Cultural Encounters in Interventions against Violence
This project has taken a dual approach to cultural encounters as they play out in ethics, justice and citizenship, through a focus on the fundamental rights of women and children to safety from violence.
The project examined:
- national, legal and institutional cultures as they affect practices of intervention
- the growing diversity within European countries, where symbolic boundaries of cultural belonging can define social exclusion and inclusion
Four countries – Germany, Portugal, Slovenia and the United Kingdom – were studied. Differing institutional structures and traditions of law, policing and social welfare intervention were contextualised in the history of colonialism, democracy, migration and diversity.
CEINAV has explored on the one hand why, despite an explicit European consensus on stopping violence against women and protecting children from harm, the practices of intervention and the rationales behind them differ between countries, and on the other hand, how policies and institutional practices, despite the common intention to ensure the ‘best interests of the child’ and the freedom and safety of women from violence, may have quite different effects for disadvantaged minorities within each country.
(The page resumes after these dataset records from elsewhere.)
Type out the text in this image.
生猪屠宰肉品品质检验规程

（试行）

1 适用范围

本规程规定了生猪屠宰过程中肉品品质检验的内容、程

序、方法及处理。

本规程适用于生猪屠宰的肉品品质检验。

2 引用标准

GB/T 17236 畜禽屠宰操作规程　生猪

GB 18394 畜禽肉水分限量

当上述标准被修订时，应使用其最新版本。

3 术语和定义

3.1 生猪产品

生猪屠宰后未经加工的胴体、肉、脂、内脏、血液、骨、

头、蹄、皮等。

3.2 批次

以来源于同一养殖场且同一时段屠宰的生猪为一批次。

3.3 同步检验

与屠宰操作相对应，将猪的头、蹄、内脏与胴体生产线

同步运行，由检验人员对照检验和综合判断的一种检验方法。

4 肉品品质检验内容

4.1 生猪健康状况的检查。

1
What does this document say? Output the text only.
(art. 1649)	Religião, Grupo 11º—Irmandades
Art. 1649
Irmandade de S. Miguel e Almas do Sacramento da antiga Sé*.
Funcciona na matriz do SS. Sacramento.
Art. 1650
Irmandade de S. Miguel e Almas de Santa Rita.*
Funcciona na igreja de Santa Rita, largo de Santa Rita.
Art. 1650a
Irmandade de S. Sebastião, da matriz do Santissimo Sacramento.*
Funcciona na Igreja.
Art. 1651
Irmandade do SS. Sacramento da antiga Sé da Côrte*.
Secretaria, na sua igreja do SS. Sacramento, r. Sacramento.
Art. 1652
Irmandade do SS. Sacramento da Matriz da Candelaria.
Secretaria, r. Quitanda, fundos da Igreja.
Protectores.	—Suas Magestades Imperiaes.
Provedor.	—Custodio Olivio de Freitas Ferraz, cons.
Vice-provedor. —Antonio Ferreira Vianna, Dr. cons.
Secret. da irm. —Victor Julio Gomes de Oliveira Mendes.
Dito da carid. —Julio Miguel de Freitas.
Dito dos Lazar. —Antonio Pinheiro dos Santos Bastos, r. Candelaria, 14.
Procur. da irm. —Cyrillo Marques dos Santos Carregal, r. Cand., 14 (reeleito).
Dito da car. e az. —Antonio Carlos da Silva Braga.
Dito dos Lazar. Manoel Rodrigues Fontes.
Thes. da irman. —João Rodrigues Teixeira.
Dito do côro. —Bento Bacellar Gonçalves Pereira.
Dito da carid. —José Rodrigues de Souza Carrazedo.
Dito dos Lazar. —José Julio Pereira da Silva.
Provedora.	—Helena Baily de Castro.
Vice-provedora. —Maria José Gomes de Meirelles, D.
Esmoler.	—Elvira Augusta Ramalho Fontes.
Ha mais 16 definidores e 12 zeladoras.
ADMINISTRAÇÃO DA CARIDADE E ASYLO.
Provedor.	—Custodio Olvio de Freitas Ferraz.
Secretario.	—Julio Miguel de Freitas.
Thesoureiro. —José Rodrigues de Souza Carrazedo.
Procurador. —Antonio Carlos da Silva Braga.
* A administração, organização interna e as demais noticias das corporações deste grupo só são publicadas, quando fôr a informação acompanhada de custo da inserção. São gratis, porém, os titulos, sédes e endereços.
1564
In consultation with 12 associate partners, who represent networks of practitioners and stakeholders, the project focused on three forms of violence for which state responsibility is well established:
- intimate partner violence
- physical child abuse and neglect
- trafficking for sexual exploitation
The aims of the project were to:
- contribute to dialogue among the discourses on multiculturalism and diversity in the different European languages and disciplines
- clarify the implications of European norms, national legislation and practices of protection and prevention for cultural encounters, taking account of multiple and intersecting structures of power and oppression
- analyse the ethical issues of rights and discrimination arising from interpretations of the state’s duty to protect, as embedded in policies and intervention procedures within four European countries
- frame an intersectional approach to intervention that recognises the voice and agency of diverse victims
- build a transnational foundation for ethical guidelines for good practice
The objectives were pursued in five streams of theoretical, empirical and creative work.